Hidden from public view in Connecticut is a sex offender registry that only police and court officials can see.
And it is going to stay that way.
A law allows sex offenders to be included only on this secret list if a judge decides they are not dangerous to the public and naming them would identify their victim.
The state Supreme Court heard a case about whether state officials must disclose the process by which certain sex offenders get onto a non-public registry. In a decision released on Thursday, the judges decided that authorities cannot disclose details about the process by which certain sex offenders get onto a non-public registry.
The Freedom of Information Commission and Department of Public Safety disagree over whether police must disclose when, where and by whom those decisions were made.

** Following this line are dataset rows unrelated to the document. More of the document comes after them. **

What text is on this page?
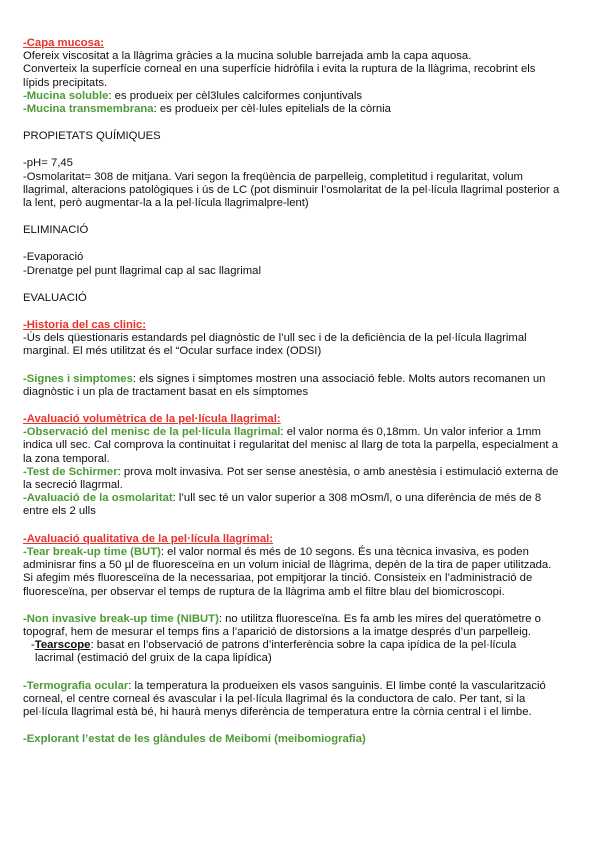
-Capa mucosa:

Ofereix viscositat a la llàgrima gràcies a la mucina soluble barrejada amb la capa aquosa.

Converteix la superfície corneal en una superfície hidròfila i evita la ruptura de la llàgrima, recobrint els

lípids precipitats.

-Mucina soluble: es produeix per cèl3lules calciformes conjuntivals

-Mucina transmembrana: es produeix per cèl·lules epitelials de la còrnia

PROPIETATS QUÍMIQUES

-pH= 7,45

-Osmolaritat= 308 de mitjana. Vari segon la freqüència de parpelleig, completitud i regularitat, volum

llagrimal, alteracions patològiques i ús de LC (pot disminuir l’osmolaritat de la pel·lícula llagrimal posterior a

la lent, però augmentar-la a la pel·lícula llagrimalpre-lent)

ELIMINACIÓ

-Evaporació

-Drenatge pel punt llagrimal cap al sac llagrimal

EVALUACIÓ

-Historia del cas clinic:

-Ús dels qüestionaris estandards pel diagnòstic de l’ull sec i de la deficiència de la pel·lícula llagrimal

marginal. El més utilitzat és el “Ocular surface index (ODSI)

-Signes i simptomes: els signes i simptomes mostren una associació feble. Molts autors recomanen un

diagnòstic i un pla de tractament basat en els símptomes

-Avaluació volumètrica de la pel·lícula llagrimal:

-Observació del menisc de la pel·lícula llagrimal: el valor norma és 0,18mm. Un valor inferior a 1mm

indica ull sec. Cal comprova la continuitat i regularitat del menisc al llarg de tota la parpella, especialment a

la zona temporal.

-Test de Schirmer: prova molt invasiva. Pot ser sense anestèsia, o amb anestèsia i estimulació externa de

la secreció llagrmal.

-Avaluació de la osmolaritat: l’ull sec té un valor superior a 308 mOsm/l, o una diferència de més de 8

entre els 2 ulls

-Avaluació qualitativa de la pel·lícula llagrimal:

-Tear break-up time (BUT): el valor normal és més de 10 segons. És una tècnica invasiva, es poden

adminisrar fins a 50 µl de fluoresceïna en un volum inicial de llàgrima, depèn de la tira de paper utilitzada.

Si afegim més fluoresceïna de la necessariaa, pot empitjorar la tinció. Consisteix en l’administració de

fluoresceïna, per observar el temps de ruptura de la llàgrima amb el filtre blau del biomicroscopi.

-Non invasive break-up time (NIBUT): no utilitza fluoresceïna. Es fa amb les mires del queratòmetre o

topograf, hem de mesurar el temps fins a l’aparició de distorsions a la imatge després d’un parpelleig.

-Tearscope: basat en l’observació de patrons d’interferència sobre la capa ipídica de la pel·lícula

lacrimal (estimació del gruix de la capa lipídica)

-Termografia ocular: la temperatura la produeixen els vasos sanguinis. El limbe conté la vascularització

corneal, el centre corneal és avascular i la pel·lícula llagrimal és la conductora de calo. Per tant, si la

pel·lícula llagrimal està bé, hi haurà menys diferència de temperatura entre la còrnia central i el limbe.

-Explorant l’estat de les glàndules de Meibomi (meibomiografia)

The Supreme Court ruled that's part of confidential registration information, disagreeing with the FOI Commission and Journal Inquirer of Manchester's claims that it is administrative and therefore public.
“This ruling rightly upholds state law providing judges discretion to conceal a sex offender’s information in certain very narrow circumstances, usually to shield the identity of victims. It protects the anonymity of incest victims and others especially vulnerable to identification," Attorney General Richard Blumenthal's office said in a statement released on Thursday. “I strongly support the state’s sex offender registry list, which I successfully defended before the U.S. Supreme Court, as well as the privacy rights of victims of sex offenses.”